Nunca pensé mucho en mis tetas hasta que tuve hijos. Se desarrollaron en una edad más o menos normal, y me gustaban: tenían el tamaño adecuado para no molestarme cuando hacía deporte ni darme dolores de espalda y al mismo tiempo saber que existían, y eran suficientemente simétricas para lucirse en trajes de baño (en las raras ocasiones en las que usaba uno, puesto que me crie en la ciudad de Nueva York). No tuve el problema que tenía Nora Ephron, que escribió un ensayo para la revista Esquire sobre la obsesión que tenía con la pequeñez de sus tetas en la década de 1950 —la era del corpiño en forma de torpedo— en California: “Me sentaba en la bañera y miraba mis tetas con la certeza de que, en cualquier momento, en cualquier minuto, comenzarían a crecer como las de las demás. Pero nunca pasó”.
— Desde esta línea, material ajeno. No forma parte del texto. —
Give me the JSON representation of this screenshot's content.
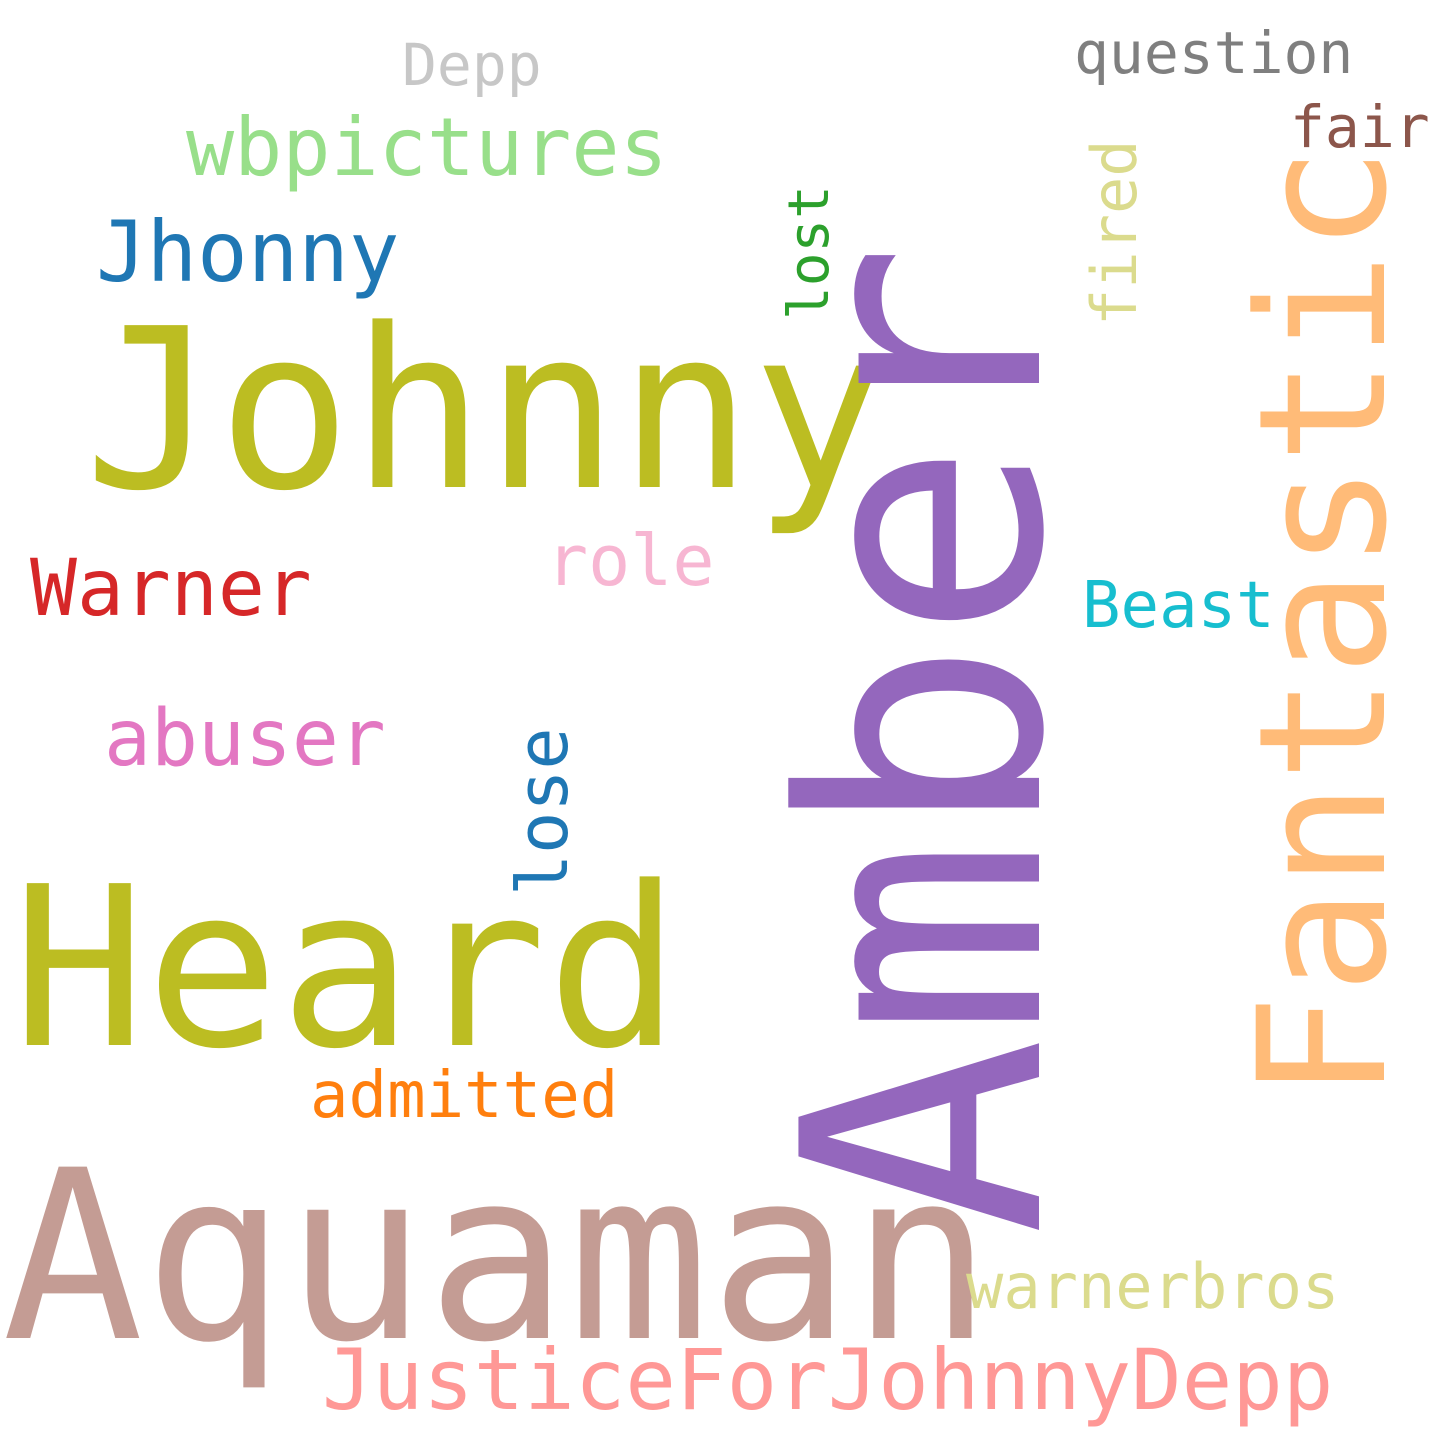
{
  "words": {
    "amber": {
      "text": "Amber",
      "color": "#9467bd"
    },
    "johnny": {
      "text": "Johnny",
      "color": "#bcbd22"
    },
    "heard": {
      "text": "Heard",
      "color": "#bcbd22"
    },
    "aquaman": {
      "text": "Aquaman",
      "color": "#c49c94"
    },
    "fantastic": {
      "text": "Fantastic",
      "color": "#ffbb78"
    },
    "justicefor": {
      "text": "JusticeForJohnnyDepp",
      "color": "#ff9896"
    },
    "jhonny": {
      "text": "Jhonny",
      "color": "#1f77b4"
    },
    "wbpictures": {
      "text": "wbpictures",
      "color": "#98df8a"
    },
    "depp": {
      "text": "Depp",
      "color": "#c7c7c7"
    },
    "question": {
      "text": "question",
      "color": "#7f7f7f"
    },
    "fair": {
      "text": "fair",
      "color": "#8c564b"
    },
    "fired": {
      "text": "fired",
      "color": "#dbdb8d"
    },
    "lost": {
      "text": "lost",
      "color": "#2ca02c"
    },
    "warner": {
      "text": "Warner",
      "color": "#d62728"
    },
    "role": {
      "text": "role",
      "color": "#f7b6d2"
    },
    "beast": {
      "text": "Beast",
      "color": "#17becf"
    },
    "abuser": {
      "text": "abuser",
      "color": "#e377c2"
    },
    "lose": {
      "text": "lose",
      "color": "#1f77b4"
    },
    "admitted": {
      "text": "admitted",
      "color": "#ff7f0e"
    },
    "warnerbros": {
      "text": "warnerbros",
      "color": "#dbdb8d"
    }
  }
}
Pobre Nora. Su preocupación daba cuenta de una verdad que había evolucionado desde el ocaso del Pleistoceno: las tetas son importantísimas. Cabe destacar que, en nuestro desarrollo como mamíferos, la lactancia permitió que, en sus primeros años, las crías humanas no tuvieran que recolectar, masticar, digerir y depurar el alimento encontrado en la naturaleza. Otros animales, los reptiles, por ejemplo, tenían que vivir cerca de fuentes de alimento específicas y altas en grasas. Los mamíferos solamente tenían que estar cerca de sus madres, que hacían todo el trabajo por ellos. Además, esto otorgaba más flexibilidad en épocas de cambio climático y escasez de alimentos. Luego de que se desarrollara la lactancia (a partir de las glándulas sudoríparas) en el Mesozoico, los mamíferos comenzaron a ganar dominio sobre los dinosaurios. El mundo se convirtió en un lugar diferente.

Las tetas propiciaron la evolución de nuestra especie de maneras tan evidentes como inesperadas. Debido a su capacidad de almacenar abundante leche, los recién nacidos podían ser más pequeños y nuestros cerebros podían crecer más. Al tener bebés más pequeños, nuestras caderas podían ser más estrechas, lo cual ayudó a que ascendiéramos a la bipedestación. Es posible que la lactancia haya abierto una vía para el desarrollo de la gestualidad, la intimidad, la comunicación y la sociabilidad. Los pezones sirvieron para desarrollar y preparar el paladar humano para el habla y justificaron la existencia de nuestros labios. De manera que, además de allanar el camino de nuestro dominio planetario, las tetas engendraron el exquisito arte de besar. Era una tarea titánica, pero ellas estaban a la altura de las circunstancias. Millones de años de evolución y presión ambiental crearon un órgano prácticamente milagroso, o al menos eso pensábamos hasta ahora.